Enterprises will focus on building robust governance into their generative AI pipelines in 2025 and beyond. In the recent TDWI data and analytics survey, 60% of enterprises said their organizations’ current or planned use of generative AI has increased the urgency to ensure stronger AI governance.

In the coming year, enterprises will accelerate their investments in retrieval-augmented generation and other tools for reducing hallucinations and otherwise ensuring the trustworthiness of generative AI model outputs.

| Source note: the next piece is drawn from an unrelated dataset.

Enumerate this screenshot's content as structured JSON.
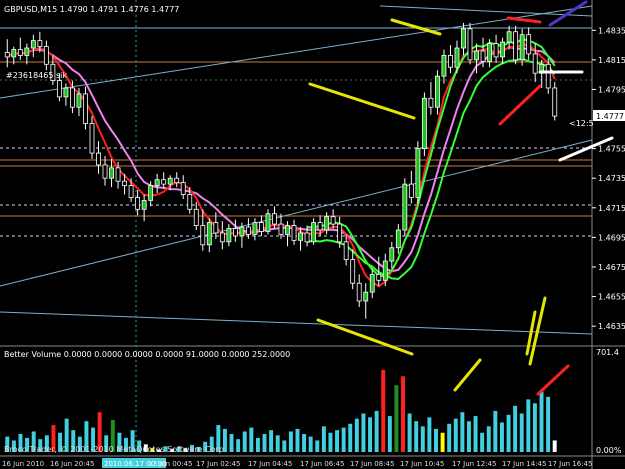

Over the next several years, I predict that enterprise adoption of generative AI may slow down unless organizations can institute robust governance guardrails to assure that the technology is secure, trustworthy, transparent, ethical, and otherwise suitable for widespread scalable deployment.

Nevertheless, I predict that enterprises will have access to increasingly sophisticated penetration testing tools in 2025 that will generate malicious prompts to test generative AI’s vulnerability to threats such as “jailbreaks.”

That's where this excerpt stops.